Nel film “Il ponte delle spie”, il protagonista principale, un avvocato interpretato da Tom Hanks, è chiamato a difendere una spia russa arrestata negli Stati Uniti. L’avvocato vuole fare il proprio mestiere, difendere l’imputato ed esercitare i suoi privilegi nella relazione con il cliente, considerando confidenziali le loro conversazioni e opponendosi così alle richieste della Cia di conoscerne il contenuto. La Cia faceva leva sull’interesse nazionale, che è un qualche cosa di “superiore” rispetto alle normali leggi.
Nella percezione generale, l’interesse nazionale, la ragion di Stato, era spesso ritenuto un qualcosa di negativo che si contrapponeva allo Stato di diritto. Ma è effettivamente così? Nel 1634, Henry de Rohan, nel suo libro De l’intérêt des princes et États de la chrétienté, scriveva che i princìpi comandano le persone e l’interesse nazionale comanda i princìpi. E, in effetti, l’interesse nazionale è il fondamento stesso della sovranità, ciò che dovrebbe guidare la politica estera, interna ed economica di un Paese; un concetto che non si contrappone allo Stato di diritto, ma lo ispira. Perché l’interesse nazionale altro non è, o dovrebbe essere, che l’interesse a preservare l’integrità fisica, territoriale ed economica e garantire la sicurezza di un Paese e delle sue persone.
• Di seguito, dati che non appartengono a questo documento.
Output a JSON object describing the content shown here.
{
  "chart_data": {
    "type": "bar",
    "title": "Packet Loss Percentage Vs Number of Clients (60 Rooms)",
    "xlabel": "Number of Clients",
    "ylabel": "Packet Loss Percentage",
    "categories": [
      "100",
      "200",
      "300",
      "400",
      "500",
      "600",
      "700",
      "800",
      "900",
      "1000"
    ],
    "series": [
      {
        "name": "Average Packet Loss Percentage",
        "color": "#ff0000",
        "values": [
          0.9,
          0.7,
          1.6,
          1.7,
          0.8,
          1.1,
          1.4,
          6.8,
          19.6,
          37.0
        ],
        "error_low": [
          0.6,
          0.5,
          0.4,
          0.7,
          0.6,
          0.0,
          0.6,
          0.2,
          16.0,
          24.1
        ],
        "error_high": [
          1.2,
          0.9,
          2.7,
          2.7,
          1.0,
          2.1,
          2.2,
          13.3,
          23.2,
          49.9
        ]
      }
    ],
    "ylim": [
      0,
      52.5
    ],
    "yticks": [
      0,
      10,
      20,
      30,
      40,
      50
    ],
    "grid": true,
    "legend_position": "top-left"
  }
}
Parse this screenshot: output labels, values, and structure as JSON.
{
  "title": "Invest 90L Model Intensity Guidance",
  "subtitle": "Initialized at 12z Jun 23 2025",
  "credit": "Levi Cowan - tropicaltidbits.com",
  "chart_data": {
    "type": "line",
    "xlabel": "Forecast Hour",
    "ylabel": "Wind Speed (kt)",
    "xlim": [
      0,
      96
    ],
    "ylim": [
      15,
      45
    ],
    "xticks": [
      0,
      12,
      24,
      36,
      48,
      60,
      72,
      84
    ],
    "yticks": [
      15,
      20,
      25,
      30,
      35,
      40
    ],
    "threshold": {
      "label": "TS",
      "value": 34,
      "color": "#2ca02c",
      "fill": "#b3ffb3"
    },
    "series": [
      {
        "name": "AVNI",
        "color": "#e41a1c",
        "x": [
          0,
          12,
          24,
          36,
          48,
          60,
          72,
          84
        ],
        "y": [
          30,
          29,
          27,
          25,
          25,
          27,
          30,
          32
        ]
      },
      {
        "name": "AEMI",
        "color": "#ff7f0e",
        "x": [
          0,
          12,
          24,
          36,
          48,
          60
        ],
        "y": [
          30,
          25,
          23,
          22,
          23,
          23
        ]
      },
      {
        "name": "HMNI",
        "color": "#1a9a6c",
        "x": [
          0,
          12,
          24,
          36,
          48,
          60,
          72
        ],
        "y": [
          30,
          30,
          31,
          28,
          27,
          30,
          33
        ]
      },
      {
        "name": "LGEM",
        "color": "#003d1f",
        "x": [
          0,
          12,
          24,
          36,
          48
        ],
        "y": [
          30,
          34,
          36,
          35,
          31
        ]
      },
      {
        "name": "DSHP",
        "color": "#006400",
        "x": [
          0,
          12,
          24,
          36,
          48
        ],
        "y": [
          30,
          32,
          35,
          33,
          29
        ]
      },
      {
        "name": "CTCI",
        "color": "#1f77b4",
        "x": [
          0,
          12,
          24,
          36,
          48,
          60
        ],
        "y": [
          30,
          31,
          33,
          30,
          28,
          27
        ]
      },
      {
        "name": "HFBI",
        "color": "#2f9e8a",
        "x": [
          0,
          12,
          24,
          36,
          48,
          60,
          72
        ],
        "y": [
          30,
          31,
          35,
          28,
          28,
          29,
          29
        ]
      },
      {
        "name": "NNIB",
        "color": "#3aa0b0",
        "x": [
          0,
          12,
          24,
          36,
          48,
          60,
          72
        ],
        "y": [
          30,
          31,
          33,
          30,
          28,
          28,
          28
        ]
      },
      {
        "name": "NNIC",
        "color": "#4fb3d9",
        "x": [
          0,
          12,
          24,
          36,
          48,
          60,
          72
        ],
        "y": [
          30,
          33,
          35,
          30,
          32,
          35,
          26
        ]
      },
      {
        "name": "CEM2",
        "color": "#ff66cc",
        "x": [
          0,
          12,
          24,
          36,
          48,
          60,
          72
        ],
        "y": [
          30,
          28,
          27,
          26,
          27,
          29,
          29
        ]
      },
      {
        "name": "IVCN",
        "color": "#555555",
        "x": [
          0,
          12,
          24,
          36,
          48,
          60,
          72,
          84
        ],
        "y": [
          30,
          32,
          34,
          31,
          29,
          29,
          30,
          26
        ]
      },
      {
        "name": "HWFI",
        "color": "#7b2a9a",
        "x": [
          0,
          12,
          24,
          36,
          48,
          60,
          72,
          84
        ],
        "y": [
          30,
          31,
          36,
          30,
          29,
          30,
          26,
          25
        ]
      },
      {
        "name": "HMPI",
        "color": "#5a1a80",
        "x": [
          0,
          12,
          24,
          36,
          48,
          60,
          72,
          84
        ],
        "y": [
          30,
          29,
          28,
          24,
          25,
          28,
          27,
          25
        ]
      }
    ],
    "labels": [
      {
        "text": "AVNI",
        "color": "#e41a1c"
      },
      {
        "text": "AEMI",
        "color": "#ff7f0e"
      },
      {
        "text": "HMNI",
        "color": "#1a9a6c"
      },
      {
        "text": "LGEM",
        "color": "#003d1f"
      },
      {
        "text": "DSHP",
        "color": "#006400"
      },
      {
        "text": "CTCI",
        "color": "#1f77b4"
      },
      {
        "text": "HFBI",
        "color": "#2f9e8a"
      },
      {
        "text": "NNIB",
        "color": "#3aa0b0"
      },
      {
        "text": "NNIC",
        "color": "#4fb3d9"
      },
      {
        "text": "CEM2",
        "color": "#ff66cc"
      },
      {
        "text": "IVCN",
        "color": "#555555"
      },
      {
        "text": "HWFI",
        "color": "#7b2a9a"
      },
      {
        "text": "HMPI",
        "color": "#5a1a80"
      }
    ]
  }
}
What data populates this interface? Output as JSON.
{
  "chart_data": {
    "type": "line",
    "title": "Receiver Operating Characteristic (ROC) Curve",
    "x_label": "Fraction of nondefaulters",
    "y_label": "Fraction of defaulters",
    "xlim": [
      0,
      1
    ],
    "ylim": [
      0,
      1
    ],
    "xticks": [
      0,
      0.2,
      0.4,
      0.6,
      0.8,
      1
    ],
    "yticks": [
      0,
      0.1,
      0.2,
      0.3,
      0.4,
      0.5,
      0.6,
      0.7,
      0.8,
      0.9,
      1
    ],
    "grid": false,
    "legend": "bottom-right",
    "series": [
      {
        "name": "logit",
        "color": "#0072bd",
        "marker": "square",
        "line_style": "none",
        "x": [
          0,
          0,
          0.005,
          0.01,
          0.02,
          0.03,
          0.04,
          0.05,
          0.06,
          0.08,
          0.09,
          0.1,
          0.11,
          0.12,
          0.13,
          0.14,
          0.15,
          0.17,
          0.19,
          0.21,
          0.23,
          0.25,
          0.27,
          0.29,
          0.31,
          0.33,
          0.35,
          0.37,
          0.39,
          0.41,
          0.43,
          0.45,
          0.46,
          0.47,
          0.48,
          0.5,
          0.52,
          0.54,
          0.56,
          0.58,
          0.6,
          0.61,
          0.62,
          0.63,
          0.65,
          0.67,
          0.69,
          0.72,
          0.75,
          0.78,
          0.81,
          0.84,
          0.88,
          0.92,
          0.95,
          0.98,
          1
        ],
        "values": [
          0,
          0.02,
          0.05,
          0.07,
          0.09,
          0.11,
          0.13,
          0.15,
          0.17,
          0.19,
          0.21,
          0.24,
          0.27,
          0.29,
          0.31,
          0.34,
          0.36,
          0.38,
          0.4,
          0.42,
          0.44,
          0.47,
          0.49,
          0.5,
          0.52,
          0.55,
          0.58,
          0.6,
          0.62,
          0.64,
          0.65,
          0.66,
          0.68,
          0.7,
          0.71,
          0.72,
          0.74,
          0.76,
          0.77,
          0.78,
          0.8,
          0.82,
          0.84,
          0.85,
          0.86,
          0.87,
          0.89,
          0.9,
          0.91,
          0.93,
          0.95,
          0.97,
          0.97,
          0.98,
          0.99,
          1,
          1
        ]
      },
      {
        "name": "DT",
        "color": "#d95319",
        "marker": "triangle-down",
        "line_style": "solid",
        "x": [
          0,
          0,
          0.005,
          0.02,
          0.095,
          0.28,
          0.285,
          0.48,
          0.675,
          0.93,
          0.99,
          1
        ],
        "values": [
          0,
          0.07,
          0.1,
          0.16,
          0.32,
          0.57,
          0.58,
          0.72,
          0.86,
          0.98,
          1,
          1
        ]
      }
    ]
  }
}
Oggi si comincia a guardare l’interesse nazionale sotto una luce diversa, e norme come quella statunitense, che istituisce il Cfius, o il Golden power italiano, misura presa anche da altri undici Stati dell’Ue, che prevedono la possibilità di bloccare investimenti in settori considerati strategici o di porre loro delle condizioni, sono considerate utili, se non necessarie. Ma cosa si intende per settore strategico? Negli Stati Uniti, soprattutto dopo l’11 settembre 2001, la nozione di interesse e sicurezza nazionale e conseguentemente di cosa sia strategico si è ampliata in modo considerevole. Non sono poche le acquisizioni bloccate dalle autorità americane perché consentivano il controllo di infrastrutture strategiche, sia perché avrebbero consentito di usare tecnologie sensibili Usa in territori o Stati non particolarmente alleati, sia perché vi era il rischio di infiltrazioni di monitoraggi inopportuni da parte di entità straniere di siti sensibili o di comunicazioni elettroniche.
Si noti che, a differenza della norma italiana, il Cfius non contempla sanzioni nel caso di omessa notifica di un’operazione “sensibile”, ma nessuno si sognerebbe negli Usa di non chiedere il parere alle autorità competenti. Per quanto riguarda l’Europa, la situazione purtroppo è molto più complicata. Se infatti l’interesse nazionale è quanto di più vicino vi sia all’esercizio della sovranità di uno Stato, limitare o impedire acquisizioni da parte di soggetti stranieri, Ue o extra Ue, costituisce una violazione delle due libertà fondamentali sancite dal Trattato sul funzionamento dell’Unione europea (Tfue): quella di circolazione dei capitali e di stabilimento.
È vero che l’articolo 65 del Tfue prevede che possano essere posti dei limiti a queste libertà per esigenze di sicurezza e ordine pubblico: l’apertura europea agli investimenti stranieri non è incondizionata, tant’è che la Commissione europea ha aperto una serie di procedure di infrazione nei confronti di Austria, Danimarca e Svezia, avendo questi firmato accordi con Paesi terzi, concedendo loro diritti incondizionati senza prevedere le eccezioni previste dal Trattato in termini di, per l’appunto, rispetto dell’interesse nazionale. Il problema si pone, però, quando si va a definire cosa si intende per interesse nazionale, dal momento che ogni Stato ne ha uno proprio.
Il quadro di insieme si complica ulteriormente se si considera che le restrizioni dettate dalla sicurezza nazionale sono interpretate sempre in senso restrittivo da Bruxelles e dalla Corte di Giustizia Ue. E non si può certo prescindere da ciò che pensa la Commissione dal momento che, nella sentenza Scientology, la Corte, pur non negando che la nozione di ordine pubblico vari da un Paese all’altro e da un’epoca all’altra, non ha esitato ad affermare che le deroghe ai princìpi fondamentali del Trattato “vanno intese in senso stretto col risultato di escluderne qualsiasi valutazione unilaterale da parte dei singoli Stati membri senza il controllo delle istituzioni comunitarie”.
A questo punto si sente il bisogno, per superare il dilemma di trattare a livello Ue quanto vi è di più vicino all’essenza della sovranità, ovvero l’interesse nazionale, di una linea comune concordata tra Stati membri. Al momento, malgrado un timido tentativo esperito qualche mese fa da alcuni Stati tra i quali l’Italia, siamo ben lontani dal raggiungimento dell’obiettivo.